Thinking Anew – Faith changes people for the better

Saints are prophets of a less stereotypical kind but are prophets nonetheless. They change nappies; help people  across the road; encourage people; try to patch things up and generally avoid being unkind

Saints are prophets of a less stereotypical kind but are prophets nonetheless. They change nappies; help people across the road; encourage people; try to patch things up and generally avoid being unkind

 

The cry of the prophet, “repent and believe”, conjures up one stereotype of prophet: somewhat wild, maybe eccentric, definitely charismatic and likely good at projecting his voice. It is a far cry from the more common experience of faith – most believers repent because they believe.

Dramatic pronouncements and miraculous stories of conversion pepper the story of every faith. Not everybody has an experience of celestial visitations and wonderful apparitions to stir their faith. Most of us simply found it on the way. In answer to the question “When did you realize you had faith?”, one common answer is “I don’t really know. I think it was always there somewhere.” In many ways the answers depend on what stereotypes of prophet you encountered on the way.

Jesus compared faith to a mustard seed; to something that starts small and grows almost unnoticed. There was a shoot, a stalk and suddenly there is a full plant. Here in the west we think of mustard as a small shrub. Jesus would have been familiar with it as a spreading tree that grows up to 10 metres and provided welcome shade in an arid place.

Faith can be very like a plant. It is seasonal. It passes through times of hope to joy to fruitfulness to decline and then back to joy and on. It is also very hard to get rid of plants. They keep coming back. Sometimes bits of it fall off and die.
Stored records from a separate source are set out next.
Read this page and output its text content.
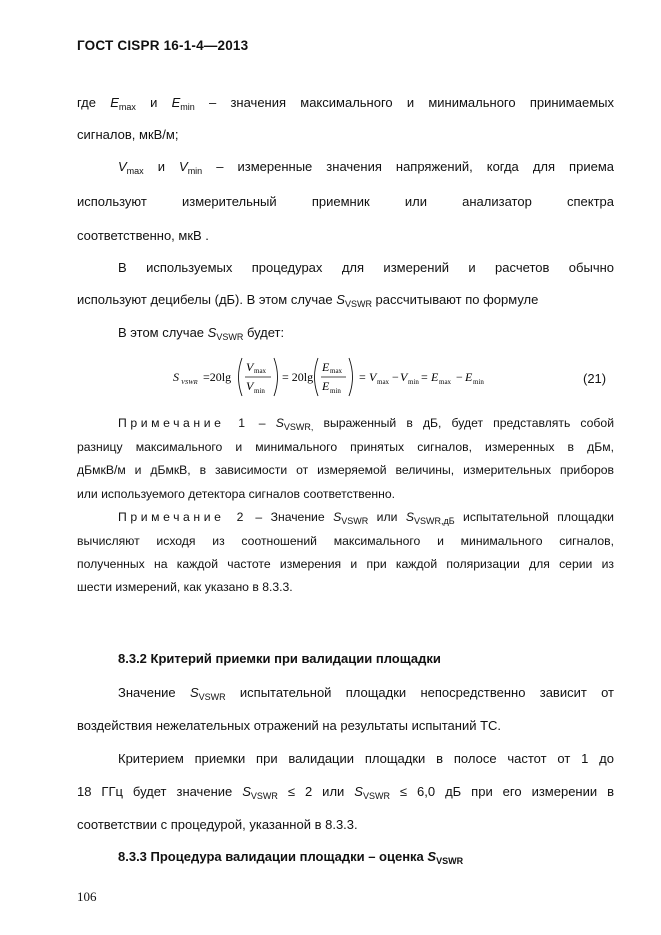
ГОСТ CISPR 16-1-4—2013
где $E_{max}$ и $E_{min}$ – значения максимального и минимального принимаемых
сигналов, мкВ/м;
$V_{max}$ и $V_{min}$ – измеренные значения напряжений, когда для приема
используют измерительный приемник или анализатор спектра
соответственно, мкВ .
В используемых процедурах для измерений и расчетов обычно
используют децибелы (дБ). В этом случае $S_{VSWR}$ рассчитывают по формуле
В этом случае $S_{VSWR}$ будет:
S VSWR =20lg
V max
V min
= 20lg
E max
E min
= V max − V min = E max − E min	(21)
Примечание $1 - S_{VSWR,}$ выраженный в дБ, будет представлять собой
разницу максимального и минимального принятых сигналов, измеренных в дБм,
дБмкВ/м и дБмкВ, в зависимости от измеряемой величины, измерительных приборов
или используемого детектора сигналов соответственно.
Примечание 2 – Значение $S_{VSWR}$ или $S_{VSWR,дБ}$ испытательной площадки
вычисляют исходя из соотношений максимального и минимального сигналов,
полученных на каждой частоте измерения и при каждой поляризации для серии из
шести измерений, как указано в 8.3.3.
8.3.2 Критерий приемки при валидации площадки
Значение $S_{VSWR}$ испытательной площадки непосредственно зависит от
воздействия нежелательных отражений на результаты испытаний ТС.
Критерием приемки при валидации площадки в полосе частот от 1 до
18 ГГц будет значение $S_{VSWR} \le 2$ или $S_{VSWR} \le 6,0$ дБ при его измерении в
соответствии с процедурой, указанной в 8.3.3.
8.3.3 Процедура валидации площадки – оценка $S_{VSWR}$
106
That paradoxical death usually rots but feeds the very plant it fell off.

Unlike plants, the seasons of faith do not follow the climate of the planet. The climate of society has a more noticeable effect on the life and health of collective faith.

Individual faith has its personal cycles and is not always synchronised to the collective experience. From there we react to the more general experience. In times of strong faith we can be affirmed by the faith of others. In times of apathy we can be recalled or repelled by the faith of others. In times of despondency the force of faith can lift us or bury us. It all depends on balancing your openness to faith with the authenticity of the faith you encounter.

There is a role for the dramatic prophets and for great events but the life of faith can never be dependent on them. Jesus issued a simple “follow me” invitation to his disciples. There was neither miracle nor magic; no drama nor debate; no promise and no proof – and they simply followed him and his quiet invitation. In following him they would come to believe. In believing they would come to repentance. You cannot encounter something good and not come away improved by the experience.

Faith changes people and always changes them for the better. Faith’s usual form of transmission is through the unremarkable encounter with saints. A saint is someone who brings something that is good into better repute. Saints are prophets of a less stereotypical kind but are prophets none the less. They change nappies; help people across the road; encourage people; try to patch things up and generally avoid being unkind.

There is a silent repentance in the life of every saint. Faith is slow to judge, avoids harsh criticism, does not gloat at misfortune and is sensitive to others. These are not instant skills. We make gradual improvements to our decisions, suggestions, solidarity and empathy. Believe and repent is the usual way of faith.